Материнская эта забота в бумазейном шлафроке прямо таки раздражает, ей тесно в Ногане. Рекомендуя Шопена своей подруге в Париже, мадам Санд пишет:
«Вот тебе мой маленький Шопен; поручаю его твоим заботам; займись им, хотя бы он и не хотел этого. Он плохо ведет себя, когда меня нет подле него, слуга у него хороший, но глуп. Я не беспокоюсь о его обедах, потому как ему не отбиться от приглашений со всех сторон. Но по утрам, за своими бесконечными уроками, боюсь, он позабудет о чашечке шоколада или бульона, который я насильно вливаю в него, когда нахожусь рядом. Сейчас Шопен чувствует себя хорошо, ему, как и всем, нужны только сон и еда».
Несмотря на то, что Шопен терпимо относился к компаниям, собиравшимся в Ногане, мадам Санд знала, что некоторых ее гостей он просто-напросто не переносил. Брат мадам Санд, Ипполит Шатирон, выводил Шопена из себя, а был он ближайшим соседом. Не всегда доставляло Шопену удовольствие общество мадемуазель де Розьер. А уж что касается пролетарских поэтов, которым покровительствовала мадам Санд, превращая их в самых настоящих буржуа, поскольку настоящих поэтов сделать из них она не могла, — меценатка не осмеливалась их приглашать, покуда Шопен пребывал под крышей ее дома. Гости Шопена не всегда приходились по вкусу мадам Санд, он же, проявляя необыкновенный такт, весьма редко приглашал их в Ноган, а если и делал это, то всегда от имени «хозяйки дома», как называл ее Фридерик.
Среди множества гостей, приезжавших в Ноган, был один, кто своей чуткостью и сердечностью, своим большим умом, не талантом своим, которого Фридерик не признавал, завоевал сердце Шопена. Это был великий художник Эжен Делакруа.

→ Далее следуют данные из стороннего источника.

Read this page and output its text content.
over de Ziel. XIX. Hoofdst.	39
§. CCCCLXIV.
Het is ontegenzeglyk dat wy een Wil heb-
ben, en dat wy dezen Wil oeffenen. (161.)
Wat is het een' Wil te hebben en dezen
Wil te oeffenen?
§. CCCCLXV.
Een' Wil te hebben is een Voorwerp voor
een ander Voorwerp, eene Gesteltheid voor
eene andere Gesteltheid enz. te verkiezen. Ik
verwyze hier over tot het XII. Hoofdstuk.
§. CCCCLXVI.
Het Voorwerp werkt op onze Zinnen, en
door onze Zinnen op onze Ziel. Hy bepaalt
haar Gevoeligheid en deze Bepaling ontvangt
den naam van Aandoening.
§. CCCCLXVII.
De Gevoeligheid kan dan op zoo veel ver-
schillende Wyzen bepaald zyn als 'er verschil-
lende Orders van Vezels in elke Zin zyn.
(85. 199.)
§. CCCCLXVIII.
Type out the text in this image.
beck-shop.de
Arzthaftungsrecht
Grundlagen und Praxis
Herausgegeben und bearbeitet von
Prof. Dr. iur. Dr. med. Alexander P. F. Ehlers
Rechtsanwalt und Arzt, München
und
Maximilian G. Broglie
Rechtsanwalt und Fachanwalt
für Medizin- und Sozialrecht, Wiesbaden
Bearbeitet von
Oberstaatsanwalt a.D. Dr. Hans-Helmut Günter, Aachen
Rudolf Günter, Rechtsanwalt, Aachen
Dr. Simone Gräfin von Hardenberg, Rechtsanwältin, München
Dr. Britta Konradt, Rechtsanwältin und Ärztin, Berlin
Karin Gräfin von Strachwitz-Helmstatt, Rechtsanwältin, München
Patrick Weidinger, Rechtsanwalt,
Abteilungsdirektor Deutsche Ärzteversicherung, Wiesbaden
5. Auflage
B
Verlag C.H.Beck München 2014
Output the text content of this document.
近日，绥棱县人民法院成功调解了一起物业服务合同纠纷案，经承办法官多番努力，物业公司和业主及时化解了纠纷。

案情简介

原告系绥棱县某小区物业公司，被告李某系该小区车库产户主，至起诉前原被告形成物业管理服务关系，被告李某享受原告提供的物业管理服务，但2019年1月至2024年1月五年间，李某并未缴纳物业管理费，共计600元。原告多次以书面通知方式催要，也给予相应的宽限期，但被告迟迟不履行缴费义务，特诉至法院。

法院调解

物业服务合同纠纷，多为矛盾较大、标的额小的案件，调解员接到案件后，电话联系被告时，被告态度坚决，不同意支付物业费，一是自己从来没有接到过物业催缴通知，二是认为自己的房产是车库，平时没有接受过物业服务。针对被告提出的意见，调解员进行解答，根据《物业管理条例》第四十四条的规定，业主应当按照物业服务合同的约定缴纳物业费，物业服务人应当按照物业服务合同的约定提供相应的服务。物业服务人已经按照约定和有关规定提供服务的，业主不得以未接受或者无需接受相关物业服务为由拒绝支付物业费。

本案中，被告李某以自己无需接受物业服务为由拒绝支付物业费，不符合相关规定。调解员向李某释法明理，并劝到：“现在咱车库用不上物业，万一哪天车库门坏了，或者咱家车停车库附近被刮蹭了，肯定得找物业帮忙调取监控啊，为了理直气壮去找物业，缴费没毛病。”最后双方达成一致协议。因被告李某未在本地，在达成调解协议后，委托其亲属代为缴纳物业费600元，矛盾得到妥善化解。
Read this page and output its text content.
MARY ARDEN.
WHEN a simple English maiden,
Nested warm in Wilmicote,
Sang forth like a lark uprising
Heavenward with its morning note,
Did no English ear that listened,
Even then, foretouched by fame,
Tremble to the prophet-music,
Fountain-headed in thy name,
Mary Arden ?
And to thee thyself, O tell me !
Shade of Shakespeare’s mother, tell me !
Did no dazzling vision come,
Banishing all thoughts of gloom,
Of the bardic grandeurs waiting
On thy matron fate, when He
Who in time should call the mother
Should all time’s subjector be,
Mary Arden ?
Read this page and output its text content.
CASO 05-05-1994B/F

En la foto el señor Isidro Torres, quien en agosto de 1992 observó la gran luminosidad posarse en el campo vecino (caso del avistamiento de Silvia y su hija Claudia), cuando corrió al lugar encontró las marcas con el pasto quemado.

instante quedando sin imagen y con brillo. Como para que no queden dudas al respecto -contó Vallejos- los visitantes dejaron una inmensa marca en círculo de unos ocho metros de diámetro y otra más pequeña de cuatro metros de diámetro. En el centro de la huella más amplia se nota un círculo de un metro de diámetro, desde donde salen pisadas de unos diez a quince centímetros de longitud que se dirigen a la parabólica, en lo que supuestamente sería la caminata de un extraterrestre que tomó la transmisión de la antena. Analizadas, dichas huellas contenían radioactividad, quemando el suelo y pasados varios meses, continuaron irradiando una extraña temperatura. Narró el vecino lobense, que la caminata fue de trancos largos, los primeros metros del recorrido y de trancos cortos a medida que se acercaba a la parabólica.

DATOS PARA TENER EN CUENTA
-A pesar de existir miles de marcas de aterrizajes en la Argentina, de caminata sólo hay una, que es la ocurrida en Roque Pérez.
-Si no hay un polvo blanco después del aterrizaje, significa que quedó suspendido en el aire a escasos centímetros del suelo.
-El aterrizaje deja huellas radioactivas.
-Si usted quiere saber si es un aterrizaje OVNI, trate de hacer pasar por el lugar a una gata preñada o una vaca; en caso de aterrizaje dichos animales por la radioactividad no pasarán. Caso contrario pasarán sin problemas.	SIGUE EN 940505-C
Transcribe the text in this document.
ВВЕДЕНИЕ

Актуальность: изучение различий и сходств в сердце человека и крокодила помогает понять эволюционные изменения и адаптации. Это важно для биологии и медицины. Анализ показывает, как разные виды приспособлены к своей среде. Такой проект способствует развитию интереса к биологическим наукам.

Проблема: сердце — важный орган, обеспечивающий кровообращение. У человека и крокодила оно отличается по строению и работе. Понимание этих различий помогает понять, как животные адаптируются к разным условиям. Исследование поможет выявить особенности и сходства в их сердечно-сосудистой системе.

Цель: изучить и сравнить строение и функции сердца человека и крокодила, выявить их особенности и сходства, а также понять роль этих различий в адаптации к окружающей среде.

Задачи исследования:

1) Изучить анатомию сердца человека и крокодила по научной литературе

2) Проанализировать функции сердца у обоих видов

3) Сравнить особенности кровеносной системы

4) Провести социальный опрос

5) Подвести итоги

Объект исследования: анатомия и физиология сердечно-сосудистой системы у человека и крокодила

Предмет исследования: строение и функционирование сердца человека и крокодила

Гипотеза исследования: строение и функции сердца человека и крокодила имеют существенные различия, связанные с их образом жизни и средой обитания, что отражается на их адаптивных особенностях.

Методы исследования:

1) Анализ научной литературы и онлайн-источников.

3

При жизни Шопена немногие понимали все его значение; был он великим пианистом, известным салонным денди, земляки знали, что творится у него в сердце. Но эпохального, революционного значения его творчества как-то не замечали. Поклонники мадам Санд утверждают, что она не только понимала его творчество, но и была его советчицей. Невозможно представить себе суждения более неверного. Все высказывания автора «Лелии» о музыке, попадающиеся в ее произведениях, а в особенности то, что говорит она о музыке Шопена в «Истории моей жизни» и в «Зиме на Майорке», туманны и по-детски наивны. В эпохальном значении творчества Фридерика отдавали себе отчет Эльснер, Шуман. Лист понимал, в чем дело, но ему мешали его собственное самолюбие, яростная ревность мадам д’Агу, внешняя декорация его комедиантской, хотя и великолепной, жизни. Это музыканты. Из немузыкантов, кроме Гейне, только Делакруа понимал Шопена, постигнув саму суть этого необычайного явления. «У меня, — писал он в своем дневнике, — теперь бесконечные беседы с Шопеном, которого я очень люблю и который является человеком весьма незаурядным; это самый настоящий из всех художников, каких я только встречал в жизни. Он принадлежит к тем немногим художникам, которыми можно восхищаться и которых можно уважать».